Le futur stade de Roland-Garros.

Le Conseil d’Etat annule la suspension du permis de construire du futur stade de tennis de Roland-Garros.

La partie juridique opposant la fédération française de tennis (FFT) à plusieurs associations de protection de l‘environnement se poursuit.

Ce lundi 3 octobre, le Conseil d’Etat a annulé une décision du tribunal administratif de Paris, en date du 24 mars 2016. Saisi en référé par 5 ONG[1], le juge administratif avait suspendu l’exécution de l’arrêté municipal par lequel la mairie de Paris avait autorisé la construction d’un stade de tennis de 5.000 places sur le site occupé par les serres techniques d’Auteuil.

Autorisation spéciale

Ces travaux avaient fait l’objet d’une autorisation spéciale de la ministre chargée de l’environnement, nécessaire du fait que la parcelle se trouvait dans le périmètre du site classé du bois de Boulogne.

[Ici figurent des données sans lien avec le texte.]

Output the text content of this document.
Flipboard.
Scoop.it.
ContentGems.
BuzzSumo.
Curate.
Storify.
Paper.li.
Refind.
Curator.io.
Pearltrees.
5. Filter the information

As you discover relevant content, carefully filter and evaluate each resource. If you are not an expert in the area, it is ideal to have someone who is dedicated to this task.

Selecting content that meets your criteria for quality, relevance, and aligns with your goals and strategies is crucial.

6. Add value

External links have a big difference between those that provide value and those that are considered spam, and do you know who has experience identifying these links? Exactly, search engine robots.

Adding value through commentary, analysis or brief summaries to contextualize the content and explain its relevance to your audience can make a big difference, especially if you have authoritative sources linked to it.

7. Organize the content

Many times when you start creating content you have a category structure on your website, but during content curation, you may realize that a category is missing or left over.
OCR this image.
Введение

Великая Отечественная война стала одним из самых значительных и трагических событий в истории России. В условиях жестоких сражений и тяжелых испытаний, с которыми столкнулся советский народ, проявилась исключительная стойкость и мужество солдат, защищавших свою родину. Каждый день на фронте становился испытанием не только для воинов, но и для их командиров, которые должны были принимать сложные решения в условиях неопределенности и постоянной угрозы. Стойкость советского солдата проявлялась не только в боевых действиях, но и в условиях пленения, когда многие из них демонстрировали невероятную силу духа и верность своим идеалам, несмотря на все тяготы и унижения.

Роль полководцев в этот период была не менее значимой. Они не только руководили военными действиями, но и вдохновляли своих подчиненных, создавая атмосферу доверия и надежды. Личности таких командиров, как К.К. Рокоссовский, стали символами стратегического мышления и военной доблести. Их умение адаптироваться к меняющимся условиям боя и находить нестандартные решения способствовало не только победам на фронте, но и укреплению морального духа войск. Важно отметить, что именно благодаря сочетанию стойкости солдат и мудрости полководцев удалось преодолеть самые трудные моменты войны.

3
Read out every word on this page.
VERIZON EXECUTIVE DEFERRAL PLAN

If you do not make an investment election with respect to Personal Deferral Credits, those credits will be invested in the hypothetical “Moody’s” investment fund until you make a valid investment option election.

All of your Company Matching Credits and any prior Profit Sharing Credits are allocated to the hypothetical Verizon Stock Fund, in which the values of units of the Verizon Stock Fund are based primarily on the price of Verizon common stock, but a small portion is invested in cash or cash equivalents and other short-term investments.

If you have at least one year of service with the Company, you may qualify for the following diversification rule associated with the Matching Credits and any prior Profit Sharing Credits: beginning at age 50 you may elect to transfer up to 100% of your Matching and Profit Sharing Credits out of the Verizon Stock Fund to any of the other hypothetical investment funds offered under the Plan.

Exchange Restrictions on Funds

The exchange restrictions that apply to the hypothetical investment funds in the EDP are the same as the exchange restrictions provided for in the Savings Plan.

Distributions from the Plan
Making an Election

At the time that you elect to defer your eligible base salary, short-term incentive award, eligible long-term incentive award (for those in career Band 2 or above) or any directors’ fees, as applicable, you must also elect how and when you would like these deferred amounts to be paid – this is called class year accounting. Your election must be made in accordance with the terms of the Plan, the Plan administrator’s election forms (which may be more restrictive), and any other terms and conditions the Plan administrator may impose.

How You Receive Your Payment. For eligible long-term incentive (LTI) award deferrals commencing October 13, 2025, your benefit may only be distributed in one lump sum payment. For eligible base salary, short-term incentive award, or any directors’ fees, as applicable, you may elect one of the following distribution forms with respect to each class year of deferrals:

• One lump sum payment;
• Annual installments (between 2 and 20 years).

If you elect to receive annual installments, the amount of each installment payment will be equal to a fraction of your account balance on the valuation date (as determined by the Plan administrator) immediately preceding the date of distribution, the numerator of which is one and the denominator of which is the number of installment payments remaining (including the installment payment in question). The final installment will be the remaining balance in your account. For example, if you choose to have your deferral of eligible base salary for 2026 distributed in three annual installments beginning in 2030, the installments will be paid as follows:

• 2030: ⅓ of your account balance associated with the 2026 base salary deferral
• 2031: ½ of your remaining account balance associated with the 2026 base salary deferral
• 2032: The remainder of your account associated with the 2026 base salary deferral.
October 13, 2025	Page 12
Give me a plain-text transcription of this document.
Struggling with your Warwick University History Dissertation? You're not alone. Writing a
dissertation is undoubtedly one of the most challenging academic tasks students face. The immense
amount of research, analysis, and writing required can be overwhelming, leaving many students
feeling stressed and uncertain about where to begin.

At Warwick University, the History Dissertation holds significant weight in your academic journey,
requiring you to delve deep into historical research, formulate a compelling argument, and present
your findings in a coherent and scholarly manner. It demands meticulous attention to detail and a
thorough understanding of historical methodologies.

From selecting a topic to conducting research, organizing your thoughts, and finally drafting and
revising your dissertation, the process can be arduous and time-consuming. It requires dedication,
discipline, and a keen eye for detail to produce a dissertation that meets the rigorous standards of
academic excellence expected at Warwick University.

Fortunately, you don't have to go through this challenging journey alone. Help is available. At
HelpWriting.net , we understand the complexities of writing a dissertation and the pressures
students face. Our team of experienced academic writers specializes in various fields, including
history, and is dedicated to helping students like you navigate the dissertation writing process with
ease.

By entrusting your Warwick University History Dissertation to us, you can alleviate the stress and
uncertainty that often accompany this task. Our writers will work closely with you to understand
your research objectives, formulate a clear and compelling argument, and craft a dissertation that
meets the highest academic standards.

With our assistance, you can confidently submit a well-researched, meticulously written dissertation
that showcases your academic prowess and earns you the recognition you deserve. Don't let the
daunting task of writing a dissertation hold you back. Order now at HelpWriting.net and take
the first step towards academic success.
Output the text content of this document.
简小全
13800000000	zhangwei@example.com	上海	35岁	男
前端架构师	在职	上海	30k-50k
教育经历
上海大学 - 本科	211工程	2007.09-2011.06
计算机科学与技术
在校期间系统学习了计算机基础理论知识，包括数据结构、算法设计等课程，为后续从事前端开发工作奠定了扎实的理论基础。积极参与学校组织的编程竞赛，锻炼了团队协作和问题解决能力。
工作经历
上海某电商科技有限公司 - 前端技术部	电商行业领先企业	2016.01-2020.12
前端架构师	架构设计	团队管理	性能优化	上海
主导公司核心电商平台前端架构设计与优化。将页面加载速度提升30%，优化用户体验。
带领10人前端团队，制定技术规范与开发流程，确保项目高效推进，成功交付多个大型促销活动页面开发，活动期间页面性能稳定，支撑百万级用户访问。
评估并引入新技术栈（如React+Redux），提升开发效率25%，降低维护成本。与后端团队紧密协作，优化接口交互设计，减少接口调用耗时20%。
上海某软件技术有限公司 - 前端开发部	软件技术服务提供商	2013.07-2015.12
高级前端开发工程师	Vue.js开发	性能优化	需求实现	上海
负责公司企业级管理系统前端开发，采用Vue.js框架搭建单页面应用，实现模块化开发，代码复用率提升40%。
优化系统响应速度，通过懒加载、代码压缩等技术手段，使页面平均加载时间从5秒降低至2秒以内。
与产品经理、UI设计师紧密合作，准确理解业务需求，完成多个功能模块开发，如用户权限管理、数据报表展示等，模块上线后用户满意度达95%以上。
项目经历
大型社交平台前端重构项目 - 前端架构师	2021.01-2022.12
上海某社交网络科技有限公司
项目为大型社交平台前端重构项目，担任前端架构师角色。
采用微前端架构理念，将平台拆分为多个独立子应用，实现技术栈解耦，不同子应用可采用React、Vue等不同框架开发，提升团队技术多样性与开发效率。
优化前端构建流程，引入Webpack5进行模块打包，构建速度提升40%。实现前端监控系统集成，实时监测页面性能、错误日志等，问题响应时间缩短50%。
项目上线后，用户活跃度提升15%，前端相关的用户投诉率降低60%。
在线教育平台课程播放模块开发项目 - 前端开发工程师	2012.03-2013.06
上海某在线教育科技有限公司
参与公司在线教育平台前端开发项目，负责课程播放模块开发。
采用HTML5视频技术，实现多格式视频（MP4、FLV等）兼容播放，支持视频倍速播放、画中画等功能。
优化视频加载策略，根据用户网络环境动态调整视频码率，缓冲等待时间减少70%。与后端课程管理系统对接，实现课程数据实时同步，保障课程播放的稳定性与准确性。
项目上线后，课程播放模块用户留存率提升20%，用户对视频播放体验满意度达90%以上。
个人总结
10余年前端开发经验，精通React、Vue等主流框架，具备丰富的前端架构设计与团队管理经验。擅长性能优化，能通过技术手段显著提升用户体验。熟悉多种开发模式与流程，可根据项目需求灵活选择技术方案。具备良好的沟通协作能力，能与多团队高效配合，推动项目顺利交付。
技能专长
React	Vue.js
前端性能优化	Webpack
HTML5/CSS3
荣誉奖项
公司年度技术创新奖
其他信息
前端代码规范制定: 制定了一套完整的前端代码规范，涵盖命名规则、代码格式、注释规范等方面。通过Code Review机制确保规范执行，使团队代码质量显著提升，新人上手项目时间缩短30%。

A l’appui de sa décision, la plus haute cour administrative rappelle que le ministre chargé de l’environnement peut autoriser des travaux sur un site classé si ces travaux ne conduisent pas à faire perdre son objet au classement du site. Les juges soulignent aussi que, pour apprécier l’impact des travaux sur le site, il convient de tenir compte de la superficie du terrain concerné par les travaux à l’intérieur du site ainsi que des compensations accordées à l’occasion de l’opération. En l’espèce, le tribunal administratif n’avait tenu compte de l’impact des travaux que sur la parcelle concernée, sans rapporter sa superficie à l’étendue du site ni tenir compte des compensations prévues par l’opération.

Examen au fond

Le Conseil d’État a donc annulé le jugement du tribunal administratif. Réexaminant, après cassation, la demande de suspension, il a estimé que le moyen tiré de ce que les travaux remettraient en cause l’objet du classement du site du Bois de Boulogne ne créait pas un doute sérieux sur la légalité du permis de construire.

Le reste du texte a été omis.